Anthropic raises Claude limits and signs compute deal with SpaceX | Keryc
Anthropic announces changes aimed at improving the experience of heavy users and enterprise customers of Claude. What’s behind the news? More compute capacity and higher usage limits for key features, plus a big deal with SpaceX that accelerates that expansion.
What's changing in usage limits
The company applied three changes, effective immediately, designed for people who use Claude intensively or in enterprise environments:
The five-hour limit for Claude Code is doubled for Pro, Max, Team, and Enterprise plans with seats.
The peak-hour throttling for Claude Code on Pro and Max accounts is removed.
Rate limits on the API are significantly increased for the Claude Opus models (Anthropic shows a table with specific details on their website).
Why does this matter to you? If you use for development, analysis, or automation, you’ll notice fewer interruptions and more continuous productive time. For companies, it means fewer restrictions during busy periods.
Claude Code
The deal with SpaceX and what it brings
Anthropic signed an agreement to use the full compute capacity of SpaceX’s Colossus 1 data center. This adds more than 300 megawatts of new capacity and access to over 220,000 NVIDIA GPUs within a month. In practice, that extra capacity will mean better availability and performance for Claude Pro and Claude Max subscribers.
This announcement comes alongside other major agreements Anthropic has secured:
Up to 5 gigawatts with Amazon, with nearly 1 gigawatt additional planned by the end of 2026.
5 gigawatts with Google and Broadcom, which will start coming online in 2027.
A strategic partnership with Microsoft and NVIDIA that includes $30 billion of Azure capacity.
A $50 billion investment in AI infrastructure in the U.S. with Fluidstack.
Additionally, Anthropic is exploring the possibility of developing orbital compute capacity with SpaceX—an ambitious idea that aims to take massive compute off the planet.

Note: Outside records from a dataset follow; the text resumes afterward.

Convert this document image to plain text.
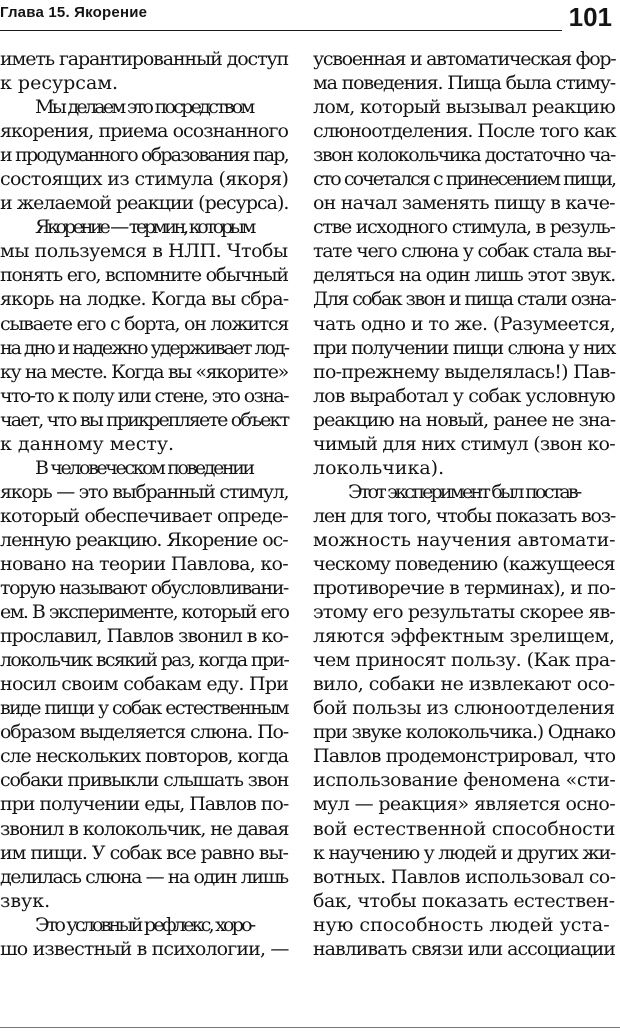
Глава 15. Якорение	101

иметь гарантированный доступ
к ресурсам.

Мы делаем это посредством
якорения, приема осознанного
и продуманного образования пар,
состоящих из стимула (якоря)
и желаемой реакции (ресурса).

Якорение — термин, которым
мы пользуемся в НЛП. Чтобы
понять его, вспомните обычный
якорь на лодке. Когда вы сбра-
сываете его с борта, он ложится
на дно и надежно удерживает лод-
ку на месте. Когда вы «якорите»
что-то к полу или стене, это озна-
чает, что вы прикрепляете объект
к данному месту.

В человеческом поведении
якорь — это выбранный стимул,
который обеспечивает опреде-
ленную реакцию. Якорение ос-
новано на теории Павлова, ко-
торую называют обусловливани-
ем. В эксперименте, который его
прославил, Павлов звонил в ко-
локольчик всякий раз, когда при-
носил своим собакам еду. При
виде пищи у собак естественным
образом выделяется слюна. По-
сле нескольких повторов, когда
собаки привыкли слышать звон
при получении еды, Павлов по-
звонил в колокольчик, не давая
им пищи. У собак все равно вы-
делилась слюна — на один лишь
звук.

Это условный рефлекс, хоро-
шо известный в психологии, —

усвоенная и автоматическая фор-
ма поведения. Пища была стиму-
лом, который вызывал реакцию
слюноотделения. После того как
звон колокольчика достаточно ча-
сто сочетался с принесением пищи,
он начал заменять пищу в каче-
стве исходного стимула, в резуль-
тате чего слюна у собак стала вы-
деляться на один лишь этот звук.
Для собак звон и пища стали озна-
чать одно и то же. (Разумеется,
при получении пищи слюна у них
по-прежнему выделялась!) Пав-
лов выработал у собак условную
реакцию на новый, ранее не зна-
чимый для них стимул (звон ко-
локольчика).

Этот эксперимент был постав-
лен для того, чтобы показать воз-
можность научения автомати-
ческому поведению (кажущееся
противоречие в терминах), и по-
этому его результаты скорее яв-
ляются эффектным зрелищем,
чем приносят пользу. (Как пра-
вило, собаки не извлекают осо-
бой пользы из слюноотделения
при звуке колокольчика.) Однако
Павлов продемонстрировал, что
использование феномена «сти-
мул — реакция» является осно-
вой естественной способности
к научению у людей и других жи-
вотных. Павлов использовал со-
бак, чтобы показать естествен-
ную способность людей уста-
навливать связи или ассоциации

Access to more GPUs and power means fewer bottlenecks, faster responses, and greater capacity for large workloads.
International expansion and local responsibility
Part of the expansion will be international to serve customers in regulated industries like finance, healthcare, and governments, which need infrastructure in-region for compliance and data residency.

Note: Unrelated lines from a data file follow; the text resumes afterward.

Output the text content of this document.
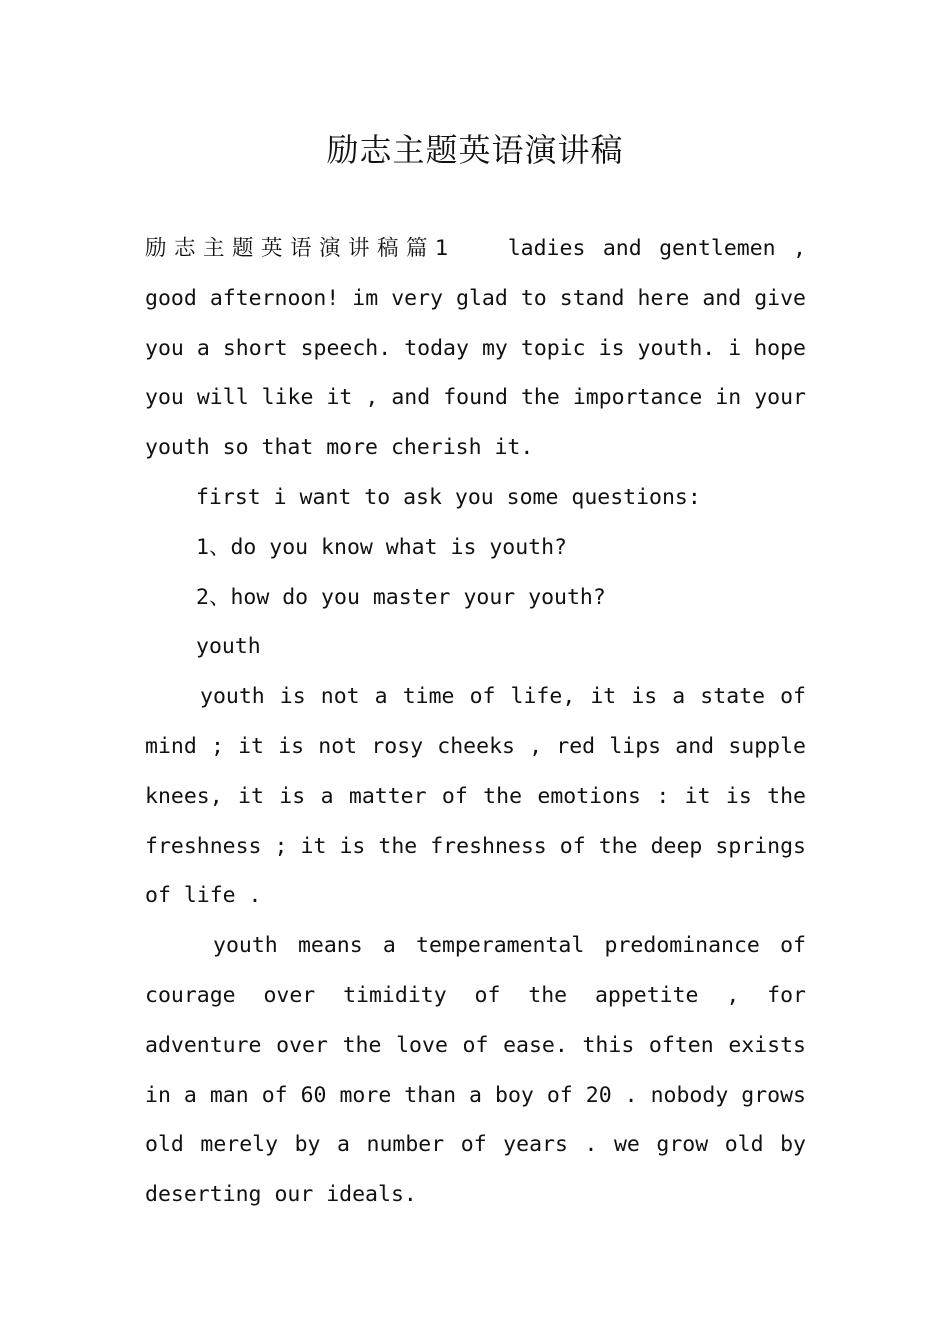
励志主题英语演讲稿

励志主题英语演讲稿篇1	ladies and gentlemen , good afternoon! im very glad to stand here and give you a short speech. today my topic is youth. i hope you will like it , and found the importance in your youth so that more cherish it.

first i want to ask you some questions:

1、do you know what is youth?

2、how do you master your youth?

youth

youth is not a time of life, it is a state of mind ; it is not rosy cheeks , red lips and supple knees, it is a matter of the emotions : it is the freshness ; it is the freshness of the deep springs of life .

youth means a temperamental predominance of courage over timidity of the appetite , for adventure over the love of ease. this often exists in a man of 60 more than a boy of 20 . nobody grows old merely by a number of years . we grow old by deserting our ideals.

Anthropic says it will pick partners in democracies with stable legal frameworks and secure supply chains. It also committed to covering any U.S. consumer electricity price increases caused by its data centers and is evaluating how to extend that commitment to new countries.
That approach isn’t just technical: it involves negotiating with local authorities and reinvesting in the communities that host these facilities.
What this means for users, companies, and developers
For Pro and Max users: fewer limits and less impact from peak hours. If you rely on Claude Code for long programming sessions or content generation, you’ll feel the difference.
For regulated companies: more in-region infrastructure availability, which makes it easier to meet data rules and maintain operational continuity.
For developers using the API: higher limits for Claude Opus let you integrate larger workloads and handle spikes without as many rate rejections.
And for the general public: a race for more capacity that also raises questions about energy consumption, local impact, and governance. Anthropic says it’s aiming to balance expansion with responsibility.
Plugins, tools and ecosystem
At the same time, Anthropic keeps expanding Claude’s ecosystem: new plugins for Cowork and Claude Code, integrations with Microsoft 365, additional connectors, and an MCP app focused on financial services and insurance. In other words, the extra capacity isn’t just about speed; it’s about supporting more integrations and enterprise features.
In short: Anthropic is betting big on scaling its infrastructure to improve experience and compliance, while opening the door to bold initiatives like orbital compute. Does it sound like a lot? Yes. Is it relevant to anyone who depends on AI today? Also yes.